Mississauga restaurant ordered to pay $40,000 to sexual harassment victim
Published August 11, 2020 at 4:02 am
The Human Rights Tribunal of Ontario (HRTO) has awarded $40,000 in compensation to a woman who says she was sexually harassed while working at a restaurant in Mississauga.
According to a news release issued by KPA Lawyers Professional Corporation, the HRTO found that the 26-year-old woman, who began working at Eat More Restaurant in 2014, was repeatedly sexually harassed by a co-worker.
The co-worker, who the HRTO identified as Zaheer Abbas, reportedly made unwanted sexual advances, including physical touching, sexualized comments and sexual innuendo. The HRTO also says he exposed himself to the woman and interfered with the women’s washroom while she was in it by unlocking the door with a knife. The decision also says he watched pornographic videos over a speaker system in the workplace.
The woman, who worked at the restaurant as a dishwasher, food runner, server, and bartender for three years, said her employer failed to address the harassment and fired her after she reported the sexual harassment to police.
The HRTO says that prior to her termination, she had no performance issues and was even offered a promotion.
The report says that although the directors and owners received reports from the head chef about what was happening to the woman, they did did not take any action and said he could not be fired because the restaurant was short-staffed.

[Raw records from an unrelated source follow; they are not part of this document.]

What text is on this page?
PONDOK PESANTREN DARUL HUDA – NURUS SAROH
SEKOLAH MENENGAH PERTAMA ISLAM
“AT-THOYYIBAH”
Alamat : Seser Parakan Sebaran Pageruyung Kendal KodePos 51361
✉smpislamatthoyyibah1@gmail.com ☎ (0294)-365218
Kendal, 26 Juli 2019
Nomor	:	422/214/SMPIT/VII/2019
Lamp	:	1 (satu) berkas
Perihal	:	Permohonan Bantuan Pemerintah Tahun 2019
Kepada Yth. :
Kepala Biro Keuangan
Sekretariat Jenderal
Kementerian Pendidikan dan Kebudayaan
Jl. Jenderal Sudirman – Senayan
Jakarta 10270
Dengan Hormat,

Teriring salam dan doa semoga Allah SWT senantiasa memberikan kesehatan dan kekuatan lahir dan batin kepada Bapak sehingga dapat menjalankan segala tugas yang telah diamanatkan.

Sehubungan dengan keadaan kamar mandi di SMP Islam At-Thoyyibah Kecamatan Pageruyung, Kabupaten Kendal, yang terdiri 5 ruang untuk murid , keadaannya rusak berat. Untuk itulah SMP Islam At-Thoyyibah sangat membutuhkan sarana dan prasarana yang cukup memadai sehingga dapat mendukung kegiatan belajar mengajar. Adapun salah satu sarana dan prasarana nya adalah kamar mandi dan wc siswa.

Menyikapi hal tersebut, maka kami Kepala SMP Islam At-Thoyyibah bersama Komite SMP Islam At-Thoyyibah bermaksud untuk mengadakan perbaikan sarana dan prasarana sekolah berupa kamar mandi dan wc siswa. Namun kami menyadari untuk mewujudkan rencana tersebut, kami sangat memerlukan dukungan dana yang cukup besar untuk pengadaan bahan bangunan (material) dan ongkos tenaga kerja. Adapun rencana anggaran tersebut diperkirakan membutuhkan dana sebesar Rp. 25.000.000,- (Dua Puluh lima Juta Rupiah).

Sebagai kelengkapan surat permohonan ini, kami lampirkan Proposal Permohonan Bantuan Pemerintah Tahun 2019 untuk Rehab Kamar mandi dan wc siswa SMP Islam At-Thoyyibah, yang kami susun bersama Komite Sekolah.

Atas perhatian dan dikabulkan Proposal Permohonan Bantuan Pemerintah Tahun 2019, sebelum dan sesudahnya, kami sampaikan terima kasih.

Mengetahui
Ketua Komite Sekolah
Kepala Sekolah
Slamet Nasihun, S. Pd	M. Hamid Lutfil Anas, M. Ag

According to the report, Abbas was fired for unrelated reasons near the end of 2016 or early 2017 for showing a knife to another person during an altercation. Despite that incident, he was rehired in July 2017.
The HRTO says that at one point, the woman suspected Abbas–whom she claimed often tried to provoke her–slashed her tires, purposely vandalizing her vehicle and potentially endangering her.
The HRTO says the woman, shaken by the incident, asked one of the operators to help her and take her to the police because she viewed the tire incident as a life-threatening situation and was afraid of working with Abbas.
The next day, the woman reportedly asked another operator for video footage from the restaurant and was refused. Shortly after, she was fired.
The tribunal said it holds both Abbas and the restaurant jointly responsible for the violation of the woman’s human rights because the restaurant operators refused to act on the complaints.
“I find the corporate respondent is vicariously liable because it was made aware of the [woman’s] allegations that she was being sexually harassed by [Abbas] but, as discussed above, did not appropriately address her complaint and did not take steps to prevent further harassment, subjecting her to a poisoned work environment which is contrary to section 5(1) of the Code,” the decision reads.
“The poisoned work environment was a factor in her termination, which I found was reprisal under section 8 of the Code. Given these circumstances, I find the corporate respondent vicariously responsible.”